Friday, May 11, 2012

If You Do The Time... (Final Post)



I find my classmate’s blog “If You Do The Time...” to be very interesting.   My classmate discusses the topic of capital punishment and I would agree that it is a very heated topic.  I think it is important that more and more younger people are well aware of the issues surrounding the death penalty.  The death penalty is a complex subject and I cannot say that I had formed a strong opinion regarding the matter, but after reading into it I am finding that disagree with many of the measures that are taking during the capital punishment process.

My classmate states, “I believe there are certain crimes for which only capital punishment is appropriate.  There are people who deserve the death penalty for murdering other people and who may, if released, continue to harm more victims.”  I do not necessarily agree in making the wrongdoer pay a price equivalent to the harm he has done only when it comes to death.  Death is a cruel and unusual punishment and goes against our moral ethics of the right to live.  If we execute a person, there is not difference between us and the criminal who committed the initial crime of killing another person.  I believe that life imprisonment without parole is a sufficient outcome when discussing murder.

Some argue that rather than spending on a person who may again commit terrifying crime, it is better to put him to death.  “The cost shouldn't matter when a person who cannot be trusted to not harm others must be removed from society.”  If money is not an issue, that there should be no argument about paying for an inmate to remain in jail. 

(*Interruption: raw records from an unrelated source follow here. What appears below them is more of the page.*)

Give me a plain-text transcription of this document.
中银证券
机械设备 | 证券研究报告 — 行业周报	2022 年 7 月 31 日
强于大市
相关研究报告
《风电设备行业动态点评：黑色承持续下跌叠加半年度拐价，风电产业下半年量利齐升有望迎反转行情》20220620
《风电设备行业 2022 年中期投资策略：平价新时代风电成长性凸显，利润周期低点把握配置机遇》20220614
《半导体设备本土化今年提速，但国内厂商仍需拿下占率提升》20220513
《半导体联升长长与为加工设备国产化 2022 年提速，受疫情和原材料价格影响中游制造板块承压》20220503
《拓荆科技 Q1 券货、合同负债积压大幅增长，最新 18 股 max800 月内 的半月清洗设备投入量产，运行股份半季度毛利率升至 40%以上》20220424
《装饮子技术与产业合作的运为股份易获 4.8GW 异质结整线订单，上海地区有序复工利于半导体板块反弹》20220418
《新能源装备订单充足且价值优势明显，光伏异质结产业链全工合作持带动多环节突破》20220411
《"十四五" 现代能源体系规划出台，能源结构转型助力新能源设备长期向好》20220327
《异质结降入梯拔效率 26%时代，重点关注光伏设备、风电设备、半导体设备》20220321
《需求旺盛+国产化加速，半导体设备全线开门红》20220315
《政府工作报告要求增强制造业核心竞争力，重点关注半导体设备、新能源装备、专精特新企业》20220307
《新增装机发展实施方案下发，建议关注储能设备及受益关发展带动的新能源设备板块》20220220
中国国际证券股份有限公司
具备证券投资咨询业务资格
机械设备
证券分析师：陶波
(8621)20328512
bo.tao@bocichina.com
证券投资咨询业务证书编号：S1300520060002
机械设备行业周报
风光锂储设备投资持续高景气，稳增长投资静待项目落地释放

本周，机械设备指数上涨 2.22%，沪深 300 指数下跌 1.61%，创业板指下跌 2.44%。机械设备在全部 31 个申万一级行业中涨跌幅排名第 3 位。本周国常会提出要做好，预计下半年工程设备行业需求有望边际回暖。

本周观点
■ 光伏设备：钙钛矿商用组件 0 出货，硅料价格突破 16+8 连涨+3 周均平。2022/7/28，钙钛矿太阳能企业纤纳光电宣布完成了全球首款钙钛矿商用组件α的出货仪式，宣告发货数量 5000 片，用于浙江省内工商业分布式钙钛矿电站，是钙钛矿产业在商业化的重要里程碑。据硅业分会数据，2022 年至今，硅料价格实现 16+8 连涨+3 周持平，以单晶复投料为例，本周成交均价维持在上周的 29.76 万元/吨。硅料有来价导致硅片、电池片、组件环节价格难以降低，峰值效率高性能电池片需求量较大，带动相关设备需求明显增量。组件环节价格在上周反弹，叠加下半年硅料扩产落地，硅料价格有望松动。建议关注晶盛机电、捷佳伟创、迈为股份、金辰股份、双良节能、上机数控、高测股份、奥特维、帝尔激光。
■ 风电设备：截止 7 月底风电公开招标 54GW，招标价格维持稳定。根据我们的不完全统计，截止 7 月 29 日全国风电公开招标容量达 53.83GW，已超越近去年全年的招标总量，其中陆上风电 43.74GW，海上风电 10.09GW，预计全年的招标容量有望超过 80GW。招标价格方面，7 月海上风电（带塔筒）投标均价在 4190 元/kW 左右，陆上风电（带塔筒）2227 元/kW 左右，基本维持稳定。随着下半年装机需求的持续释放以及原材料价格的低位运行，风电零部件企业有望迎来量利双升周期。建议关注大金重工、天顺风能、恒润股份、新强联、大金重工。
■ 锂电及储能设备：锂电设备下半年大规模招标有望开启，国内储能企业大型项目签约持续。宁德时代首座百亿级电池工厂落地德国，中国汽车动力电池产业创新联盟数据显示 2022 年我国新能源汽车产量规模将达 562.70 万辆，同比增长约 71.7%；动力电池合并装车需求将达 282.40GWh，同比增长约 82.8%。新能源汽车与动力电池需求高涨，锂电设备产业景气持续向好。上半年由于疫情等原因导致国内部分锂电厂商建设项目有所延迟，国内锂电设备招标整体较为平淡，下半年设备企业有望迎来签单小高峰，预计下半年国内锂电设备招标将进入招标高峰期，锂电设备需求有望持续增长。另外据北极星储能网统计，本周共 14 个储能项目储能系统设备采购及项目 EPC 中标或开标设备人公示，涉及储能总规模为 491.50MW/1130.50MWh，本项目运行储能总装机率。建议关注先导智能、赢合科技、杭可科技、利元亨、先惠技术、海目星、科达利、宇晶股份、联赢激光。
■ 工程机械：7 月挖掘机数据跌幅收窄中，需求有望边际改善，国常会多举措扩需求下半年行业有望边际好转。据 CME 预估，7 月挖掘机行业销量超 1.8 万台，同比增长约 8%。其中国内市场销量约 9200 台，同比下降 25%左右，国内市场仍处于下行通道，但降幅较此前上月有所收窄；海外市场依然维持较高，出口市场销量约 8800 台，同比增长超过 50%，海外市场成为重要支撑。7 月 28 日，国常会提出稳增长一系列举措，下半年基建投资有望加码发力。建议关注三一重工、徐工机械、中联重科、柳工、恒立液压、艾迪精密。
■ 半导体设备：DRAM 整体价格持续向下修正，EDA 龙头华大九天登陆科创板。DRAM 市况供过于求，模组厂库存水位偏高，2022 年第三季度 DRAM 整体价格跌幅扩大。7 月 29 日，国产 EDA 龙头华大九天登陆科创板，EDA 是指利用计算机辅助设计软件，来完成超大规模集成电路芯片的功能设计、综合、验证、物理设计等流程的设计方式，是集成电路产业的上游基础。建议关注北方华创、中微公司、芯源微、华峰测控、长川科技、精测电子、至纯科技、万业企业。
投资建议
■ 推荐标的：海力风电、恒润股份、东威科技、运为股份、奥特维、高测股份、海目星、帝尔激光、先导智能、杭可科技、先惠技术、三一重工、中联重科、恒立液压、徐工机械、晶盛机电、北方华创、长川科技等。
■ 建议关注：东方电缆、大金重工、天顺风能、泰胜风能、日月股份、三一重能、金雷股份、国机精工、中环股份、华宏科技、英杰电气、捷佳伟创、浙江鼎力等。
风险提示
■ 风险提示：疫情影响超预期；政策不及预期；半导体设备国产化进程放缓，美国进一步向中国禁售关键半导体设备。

Some reason that the death penalty will deter murder because people fear nothing more than death.  I do not recognize any validity in using the death penalty as a source to deter a criminal from committing a horrific crime.
Giving the death penalty does will not decrease crime rates in Texas.  Crimes are prevalent in states where capital punishment exists and where it has been abolished. And unfortunately, racial bias and ethnic discrimination is unavoidably evident in the administration of capital punishment here in Texas and across the United States.